Jun 2

Regarding "Zero Hour"

Not quite a week late, I finally got to watch the season 3 finale of “Enterprise” tonight. Okay, that was fweakin’ weird. The last five minutes of that show certainly left things in a completely unexpected way.

Now there are rumors out there that Brannon Braga, writer of a few great Trek episodes and a boatload of average ones and a rather large handful of crappy ones, may be taking a back seat for season 4. Which suits a lot of the Trek faithful just fine. Taking a more active role will be one Manny Coto, who has penned a good number of quality Enterprise episodes this season, so things may be on the rise.

Still, there’s that bizarre season 3 ending, and poor Manny’s left holding the bag. Well don’t fret Mr. Coto, I’ve got Season 4, Episode 1, Act 1 all sketched out:

T’Pol: Primitive Earth airplanes? Are you positive?
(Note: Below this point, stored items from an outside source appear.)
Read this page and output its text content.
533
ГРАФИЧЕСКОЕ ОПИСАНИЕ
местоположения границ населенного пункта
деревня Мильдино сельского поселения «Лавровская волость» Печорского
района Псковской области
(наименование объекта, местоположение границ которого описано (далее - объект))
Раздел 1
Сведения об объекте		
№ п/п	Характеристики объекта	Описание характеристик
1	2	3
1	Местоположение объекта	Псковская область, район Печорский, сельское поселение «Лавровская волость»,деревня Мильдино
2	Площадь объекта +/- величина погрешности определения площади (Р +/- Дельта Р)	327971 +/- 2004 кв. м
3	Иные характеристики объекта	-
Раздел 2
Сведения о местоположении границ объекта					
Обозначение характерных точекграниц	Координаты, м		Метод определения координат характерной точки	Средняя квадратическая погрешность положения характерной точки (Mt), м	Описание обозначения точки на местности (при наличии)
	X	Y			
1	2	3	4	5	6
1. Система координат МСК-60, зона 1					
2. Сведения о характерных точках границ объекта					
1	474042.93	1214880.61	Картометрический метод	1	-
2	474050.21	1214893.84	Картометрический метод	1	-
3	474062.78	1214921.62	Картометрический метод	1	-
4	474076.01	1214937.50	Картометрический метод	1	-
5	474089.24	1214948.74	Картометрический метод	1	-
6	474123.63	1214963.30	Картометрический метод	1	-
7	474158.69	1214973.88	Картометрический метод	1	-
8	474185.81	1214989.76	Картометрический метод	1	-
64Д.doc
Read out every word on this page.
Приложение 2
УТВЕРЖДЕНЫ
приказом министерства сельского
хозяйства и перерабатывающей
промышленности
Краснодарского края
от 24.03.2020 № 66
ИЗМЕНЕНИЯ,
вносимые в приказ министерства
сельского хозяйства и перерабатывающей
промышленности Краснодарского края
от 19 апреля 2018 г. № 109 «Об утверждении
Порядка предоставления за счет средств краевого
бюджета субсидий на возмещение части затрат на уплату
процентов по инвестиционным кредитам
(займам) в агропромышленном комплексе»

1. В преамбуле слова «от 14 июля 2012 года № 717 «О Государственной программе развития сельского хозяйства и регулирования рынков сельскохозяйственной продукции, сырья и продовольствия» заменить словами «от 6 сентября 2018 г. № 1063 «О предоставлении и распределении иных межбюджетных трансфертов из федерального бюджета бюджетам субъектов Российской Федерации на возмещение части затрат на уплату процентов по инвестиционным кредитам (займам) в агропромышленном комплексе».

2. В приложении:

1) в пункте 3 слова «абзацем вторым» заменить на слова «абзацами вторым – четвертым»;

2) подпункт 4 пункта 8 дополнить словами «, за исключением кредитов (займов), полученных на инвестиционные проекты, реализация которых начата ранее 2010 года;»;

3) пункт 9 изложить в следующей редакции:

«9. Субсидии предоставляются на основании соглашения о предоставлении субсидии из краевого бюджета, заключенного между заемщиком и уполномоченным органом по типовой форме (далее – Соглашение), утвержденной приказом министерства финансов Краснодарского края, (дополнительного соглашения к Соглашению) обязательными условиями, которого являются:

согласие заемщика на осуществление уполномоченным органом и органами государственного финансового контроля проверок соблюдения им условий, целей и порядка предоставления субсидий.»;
Trip: Shuttlepod’s got the bullet holes to match. What the hell’s going on?

T’Pol: Ensign Mayweather, scan for any remaining anomalies, particularly temporal in nature.

Mayweather: I’m detecting one off the starboard bow. But it doesn’t look related to the spheres.

T’Pol (looking in her little scanner thingy): It’s increasing in size and approaching the ship.

Admiral William T. Riker: SHIELDS UP! RED ALERT!

Trip: Who the hell are you?

Daniels: My apologies. I think I can explain… If you’ll just give me a moment.

[Daniels fiddles with the PADD he’s holding. Riker disppears, and is replaced by a Gorn.]

Gorn: Arrrrr!

Daniels: No, that’s not it either. Hold on.

[The Gorn disappears, and is replaced by Archer, who is wearing a flowery Hawaiian shirt and holding a coconut containing some enjoyable beverage and a little paper umbrella]

Archer: Aw, Daniels, I was just starting to feel relaxed.

Trip: Will someone PLEASE tell me what the hell is going on?

Daniels: My apologies everyone. As soon as the Xindi sphere exploded, I managed to remove Captain Archer from the timeline. I figured he needed a vacation, so I sent him to Tahiti for a week.

Archer: Sort of.

[Daniels stabs at the buttons on his PADD]

Daniels: Unfortunately this THING isn’t working very well, and he went on a few… detours. As, I understand, have all of you. Anyway, everything’s back to normal now. I think. Well, I must be going. Captain, you probably won’t see me again. It’s been nice working with you.

T’Pol: What about the “Temporal Cold War?”

Daniels: Oh, that little thing? We fixed that all up last week. I thought I mentioned it.

Archer: No, but I’m glad to hear it. Now if you don’t mind, we’d like to go home now.

Daniels: You got it. [Disappears]

Hoshi: We’re being hailed by Starfleet!

Archer: On screen.

Admiral Forest: Congratulations to all of you. I have new orders for Enterprise. She is to dock at the shipyards for a complete overhaul while her crew relaxes on Earth.

Trip: About damn time!

Admiral Forest: But don’t relax too much. Once the Enterprise is back to 100 percent, we’re sending you to the Tellarite homeworld. It seems they’re having some difficulty with the Romulans.

Lt. Commander Worf: Romulans. They are without honor!

[commercial break]

Manny, twenty bucks and it’s all yours.

[update 10/25/2005: Nearly a year and a half later, and I just came up with the final line to this script. Had to come back and add it in.]